"Em 1974, Mwepu Ilunga saiu da sua barreira para chutar uma bola que estava ser preparada para um livre. O momento que então foi visto como amadorismo é agora entendido como exemplo clássico de racismo
O jogo entre Brasil e Zaire (agora República Democrática do Congo), da última jornada da fase de grupos do Mundial 1974 na Alemanha, não parece ter muita história à primeira vista. Foi uma vitória fácil dos campeões em título frente a uma equipa que em duas partidas tinha 11 golos sofridos e zero marcados. Valeu mesmo um certo lance de bola parada para que este jogo não caia no esquecimento. Obra e graça de Mwepu Ilunga.
O defesa direito fazia parte da barreira que os seus colegas estavam a formar para se opôr a um livre a favor do Brasil quando, sem que nada o fizesse prever, decide sair da formação a correr para dar um chuto na bola. Perante a surpresa dos adversários e do próprio árbitro (que lhe deu um amarelo com cara de quem não sabia muito bem o que fazer), o lance visto sem contexto parece algo saído dos apanhados, de alguém que achava que estava a cumprir as regras. Mandar a bola para longe e pronto, livre resolvido. "Um momento bizarro de ignorância africana", como o descreveu então o comentador da BBC, John Motson.
Só que não é bem assim. Primeiro, porque qualquer análise além do estereótipo poderia deduzir que um jogador experiente que fazia parte da equipa vencedora da Taça das Nações Africanas, e com muitos encontros internacionais pelo caminho, saberia as mais elementares regras do jogo. E, segundo, porque se tratou de um ato calculado de protesto, além da caricatura fácil.

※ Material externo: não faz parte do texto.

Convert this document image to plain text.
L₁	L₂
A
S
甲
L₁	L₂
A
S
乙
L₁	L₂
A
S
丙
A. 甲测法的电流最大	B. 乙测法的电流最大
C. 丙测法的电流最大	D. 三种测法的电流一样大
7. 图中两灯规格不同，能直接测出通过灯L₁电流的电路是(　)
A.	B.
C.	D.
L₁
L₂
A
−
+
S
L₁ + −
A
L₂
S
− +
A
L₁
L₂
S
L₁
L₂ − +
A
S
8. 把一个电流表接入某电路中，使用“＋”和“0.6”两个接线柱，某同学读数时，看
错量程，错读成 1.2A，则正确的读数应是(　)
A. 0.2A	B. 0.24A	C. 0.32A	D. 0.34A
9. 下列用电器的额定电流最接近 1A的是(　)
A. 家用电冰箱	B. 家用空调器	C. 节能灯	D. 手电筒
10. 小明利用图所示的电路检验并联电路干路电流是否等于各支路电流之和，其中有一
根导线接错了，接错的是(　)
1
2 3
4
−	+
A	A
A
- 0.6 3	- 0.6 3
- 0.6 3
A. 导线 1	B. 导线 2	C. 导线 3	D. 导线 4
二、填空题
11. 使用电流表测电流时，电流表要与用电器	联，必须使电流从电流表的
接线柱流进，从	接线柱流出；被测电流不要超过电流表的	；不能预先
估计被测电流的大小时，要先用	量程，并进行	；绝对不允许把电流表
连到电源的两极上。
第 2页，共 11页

O Zaire vivia então sob a liderança de Mobutu Sese Seko, um dos ditadores mais megalómanos e sanguinários que o continente africano viu, o que não será dizer pouco. O seu anti-comunismo valeu-lhe o apoio financeiro dos EUA, que serviu sobretudo para enriquecer os bolsos e pagar projectos de vaidade. Um deles foi a seleção nacional de futebol que beneficiou do seu interesse e foi a primeira equipa da África subsariana a chegar a um Mundial. Os jogadores foram inclusivamente convidados para o palácio do presidente, que ofereceu a cada um Volkswagen e uma casa. Nada mais que um incentivo desinteressado para garantir uma boa performance.
Apesar de não ter seguido com a equipa, Mobutu mandou um gigante séquito para a Alemanha para garantir que tudo corria pelo melhor. No primeiro jogo, a derrota por 2-0 contra a Escócia não reflectiu na totalidade uma boa performance dos africanos, que deu alguma esperança para o jogo seguinte com a Jugoslávia. Só que os gastos sem controlo por parte do regime fizeram com que os jogadores descobrissem que não iam receber pela participação.
Seguiu-se uma ameaça de greve, com rumores de que a própria FIFA terá oferecido dinheiro para que houvesse jogo. Que aconteceu, com os atletas desgastados e desinteressados a saírem vergados a uma humilhante derrota por 9-0.
A equipa terá sido ameaçada por guardas armados para não perder por mais de quatro no jogo seguinte com o Brasil. Caso contrário, não podiam voltar ao seu país. É então que entra em cena Mwepu Ilunga. Ao invés do amadorismo com que o caso foi pintado, o seu sprint foi descrito pelo próprio ao mesmo tempo como um ato de protesto contra a falta de pagamento e como tentativa de desconcentrar os brasileiros. "A maioria dos brasileiros e do público achou que foi algo hilariante, amador. Apeteceu-me amaldiçoá-los a todos, não sabiam a pressão que viviamos."
"Só" perderam por três mas, no regresso, perderam todas as regalias, com a maior parte dos jogadores a viver na miséria o resto das suas vidas. De um estereótipo para a rebelião, a linha é muito fina."